Ion Leap Search Survey Results
How do you search?
If your website is at all important to your business, then you want it to intersect with consumers somehow. There are only a few ways to achieve this; search being the leading way by far. So the question of how consumers use search engines is critical. If your website’s content writing has key phrase strategies within it, then you’ve got a better chance of making that intersection. But knowing more specifics about how folks use search engines can affect how you refine your content, especially given how many times the Google algorithm is likely to change in 2010.
Primarily, this survey tells us how sophisticated your website readers are with search technology. And if you know that, then you know how to go about framing your content writing to better intersect with the way your customer prospects are searching. (Of course, you’d be far better off to hire Ion Leap to manage this for you in an ongoing way that keeps up with the algorithm)
The question – When performing a multi word search on Google, Yahoo, or Bing, how do you punctuate in or around the words?
Then we gave them a set of 4 choices. You could only choose one answer.

So what does it tell us?
First, let me clarify that this is the only survey I’ve ever seen that questions precisely how the public uses search engines. Second, I think there’s a large majority who don’t fully understand how search works. My brother-in-law didn’t know that companies could pay to show up on the right hand side and first 2 or 3 links at the top of a results page.
73% search with just the words
This group either doesn’t know that punctuating their search makes a difference, or they want the results to be delivered with less precision. I personally believe a large number of people don’t know that punctuating specific parts of a multi-word search can affect the results. That said, I certainly skip the quotes or other punctuation for many of my searches; usually when I’m in a hurry or just want a ton of results.

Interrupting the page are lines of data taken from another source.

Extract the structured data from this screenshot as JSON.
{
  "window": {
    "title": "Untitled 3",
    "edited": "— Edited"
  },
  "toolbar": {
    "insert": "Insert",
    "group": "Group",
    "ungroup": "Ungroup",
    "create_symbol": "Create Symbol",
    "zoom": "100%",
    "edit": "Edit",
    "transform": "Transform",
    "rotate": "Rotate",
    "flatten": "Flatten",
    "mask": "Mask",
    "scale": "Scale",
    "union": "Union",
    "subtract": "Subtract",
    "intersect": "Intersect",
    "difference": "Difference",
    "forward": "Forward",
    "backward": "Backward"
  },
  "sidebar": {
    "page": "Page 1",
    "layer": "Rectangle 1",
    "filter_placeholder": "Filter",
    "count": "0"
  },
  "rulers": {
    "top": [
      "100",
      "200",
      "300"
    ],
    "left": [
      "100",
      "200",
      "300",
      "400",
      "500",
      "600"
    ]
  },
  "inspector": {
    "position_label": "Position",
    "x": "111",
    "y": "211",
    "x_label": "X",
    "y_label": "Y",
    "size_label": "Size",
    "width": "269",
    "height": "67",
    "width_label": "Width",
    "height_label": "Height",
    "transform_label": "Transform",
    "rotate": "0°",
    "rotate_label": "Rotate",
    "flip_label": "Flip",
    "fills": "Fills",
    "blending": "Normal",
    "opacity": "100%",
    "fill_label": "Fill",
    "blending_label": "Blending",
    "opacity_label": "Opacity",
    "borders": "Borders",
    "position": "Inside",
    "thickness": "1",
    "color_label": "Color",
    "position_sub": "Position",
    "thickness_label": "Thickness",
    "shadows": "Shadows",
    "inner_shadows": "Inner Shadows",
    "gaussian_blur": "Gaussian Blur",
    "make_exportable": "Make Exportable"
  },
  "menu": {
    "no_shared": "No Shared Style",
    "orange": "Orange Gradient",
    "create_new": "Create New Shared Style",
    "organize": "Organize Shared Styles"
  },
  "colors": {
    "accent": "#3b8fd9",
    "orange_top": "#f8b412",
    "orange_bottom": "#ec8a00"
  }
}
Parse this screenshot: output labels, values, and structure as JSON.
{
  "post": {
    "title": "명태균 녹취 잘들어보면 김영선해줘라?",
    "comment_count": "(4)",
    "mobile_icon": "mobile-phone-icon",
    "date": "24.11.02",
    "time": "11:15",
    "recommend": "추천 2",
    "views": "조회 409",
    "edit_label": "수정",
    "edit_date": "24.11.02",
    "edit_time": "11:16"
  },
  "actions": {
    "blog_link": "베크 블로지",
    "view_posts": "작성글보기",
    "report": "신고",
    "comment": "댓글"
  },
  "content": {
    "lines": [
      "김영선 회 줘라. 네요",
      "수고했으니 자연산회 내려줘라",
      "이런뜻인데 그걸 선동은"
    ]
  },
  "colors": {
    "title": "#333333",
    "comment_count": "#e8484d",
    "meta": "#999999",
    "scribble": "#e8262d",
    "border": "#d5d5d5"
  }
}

6% search with a “plus sign” between each word
My experience of this kind of a search is that it gives me precisely the same results I’d get with quote marks around the words. As the algorithm continues to change, this will likely be altered. Just in the last couple weeks I’ve noticed a great spread between results delivered with this search technique versus the quote marks.
12% search with quote marks around the words
The is a refreshingly high number and it represents a sophistication that I, as a content writer, find encouraging. This will help my clients achieve even higher rankings with the techniques we’re currently using. But it’s even more interesting than that. See the next one.
9% other
The question didn’t offer any options; it simply asked them to explain any other method of searching. The overwhelming number of those who clicked this option defined their response to mean they sometimes use quotes and sometimes don’t, depending on how they wanted the results delivered. So the “Other” response overwhelmingly indicated a higher level of sophistication. This answer totally surprised me, bringing the total who use more sophisticated searching closer to 20% of the total.
Conclusions
The way we write our content matters. As of now, the Google algorithm acknowledges the quotes around multi-word searches and delivers results accordingly. I believe this has major implications for the way your website content is written, but I won’t share more about that here as it’s proprietary. This much I will say – key phrase spamers are going to get spanked more than ever. High-value content writing will be rewarded more than ever.